Hindustan Times (Patiala)

Calls for justice for Pandits, Gaw Kadal victims ring in J&K

- Mir Ehsan and Ashiq Hussain letters@hindustant­imes.com

SRINAGAR: A group of Kashmiri Pandits residing in the Valley said on Monday that they wanted the state government to bring the community back to their homeland again, even as activists demanded justice in another case of alleged violence by security forces 30 years ago.

The Kashmir Pandit Sangharsh Samiti (KPSS) said 808 families are still in the Valley, mostly in central and south Kashmir. “Only one Pandit family has fully returned to the Valley in the last three decades,” said Sanjay Tickoo, KPSS chief. Tickoo said that the return of all families to the Valley was difficult.

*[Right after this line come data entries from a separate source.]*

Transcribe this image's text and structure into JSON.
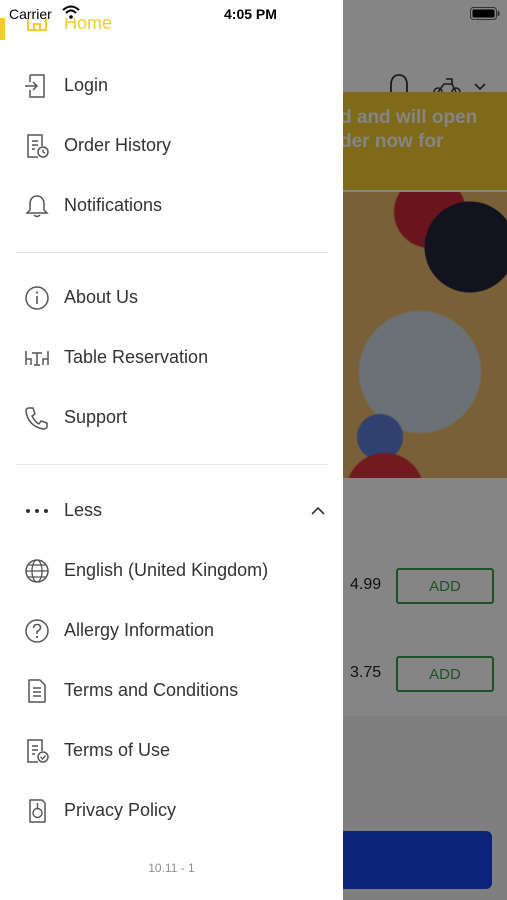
{
  "status_bar": {
    "carrier": "Carrier",
    "time": "4:05 PM"
  },
  "drawer": {
    "home_label": "Home",
    "group1": [
      {
        "label": "Login",
        "icon": "login-icon"
      },
      {
        "label": "Order History",
        "icon": "order-history-icon"
      },
      {
        "label": "Notifications",
        "icon": "bell-icon"
      }
    ],
    "group2": [
      {
        "label": "About Us",
        "icon": "info-icon"
      },
      {
        "label": "Table Reservation",
        "icon": "table-icon"
      },
      {
        "label": "Support",
        "icon": "phone-icon"
      }
    ],
    "more_toggle": {
      "label": "Less",
      "icon": "more-dots-icon"
    },
    "group3": [
      {
        "label": "English (United Kingdom)",
        "icon": "globe-icon"
      },
      {
        "label": "Allergy Information",
        "icon": "question-icon"
      },
      {
        "label": "Terms and Conditions",
        "icon": "document-icon"
      },
      {
        "label": "Terms of Use",
        "icon": "document-check-icon"
      },
      {
        "label": "Privacy Policy",
        "icon": "privacy-icon"
      }
    ],
    "version": "10.11 - 1",
    "accent_color": "#f2cc2f"
  },
  "background_app": {
    "banner_lines": [
      "d and will open",
      "der now for"
    ],
    "items": [
      {
        "price": "4.99",
        "add_label": "ADD"
      },
      {
        "price": "3.75",
        "add_label": "ADD"
      }
    ],
    "banner_color": "#f2cc2f",
    "add_color": "#3a9b4a",
    "cta_color": "#1646e8"
  }
}
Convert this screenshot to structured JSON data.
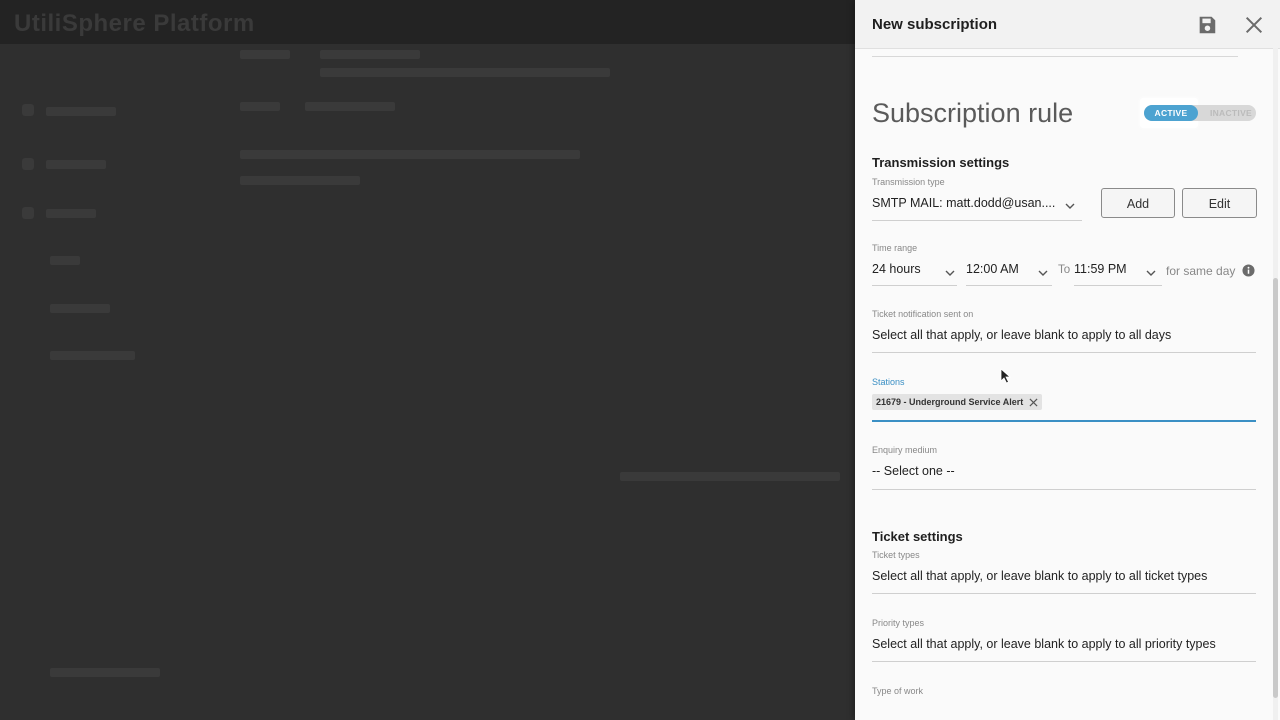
{
  "background": {
    "brand": "UtiliSphere Platform"
  },
  "panel": {
    "title": "New subscription",
    "rule_title": "Subscription rule",
    "toggle": {
      "active_label": "ACTIVE",
      "inactive_label": "INACTIVE",
      "state": "active"
    },
    "transmission": {
      "section": "Transmission settings",
      "type_label": "Transmission type",
      "type_value": "SMTP MAIL: matt.dodd@usan....",
      "add_label": "Add",
      "edit_label": "Edit"
    },
    "time_range": {
      "label": "Time range",
      "range_value": "24 hours",
      "start": "12:00 AM",
      "to_label": "To",
      "end": "11:59 PM",
      "suffix": "for same day"
    },
    "ticket_notification": {
      "label": "Ticket notification sent on",
      "placeholder": "Select all that apply, or leave blank to apply to all days"
    },
    "stations": {
      "label": "Stations",
      "chips": [
        "21679 - Underground Service Alert"
      ]
    },
    "enquiry": {
      "label": "Enquiry medium",
      "value": "-- Select one --"
    },
    "ticket_settings": {
      "section": "Ticket settings",
      "ticket_types_label": "Ticket types",
      "ticket_types_placeholder": "Select all that apply, or leave blank to apply to all ticket types",
      "priority_types_label": "Priority types",
      "priority_types_placeholder": "Select all that apply, or leave blank to apply to all priority types",
      "type_of_work_label": "Type of work"
    }
  },
  "colors": {
    "accent": "#4da3d1",
    "stations_focus": "#3a8fc4",
    "overlay": "#2f2f2f"
  },
  "icons": [
    "save-icon",
    "close-icon",
    "chevron-down-icon",
    "info-icon",
    "chip-remove-icon",
    "mouse-cursor-icon"
  ]
}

Sandeep Mawa, chairman of the J&K Reconcilat­ion Front whose family opened a business in Srinagar after decades of migrating from Kashmir, said that things are getting back to normal between the two communitie­s. “Let us forgive and forget.”

Pandits fled the Valley starting January 19, 1990 because of threats, terror attacks, and a deteriorat­ion of law-and-order.

Activists also marked the anniversar­y of the Gaw Kadal massacre of January 21, 1990 when security forces allegedly opened fire at Kashmiri protesters. “Everybody is aware that innocent people were killed in the Gaw Kadal. It was a massacre, but even after three decades family are still waiting for the justice,” said Javeed Ahmad, an author based in Srinagar.

Political analyst Gowhar Geelani said that massacre was one of many such cases. “All massacres are a grim reminder that what has happened in the past can happen again, and why it is impossible to erase memories,” he said.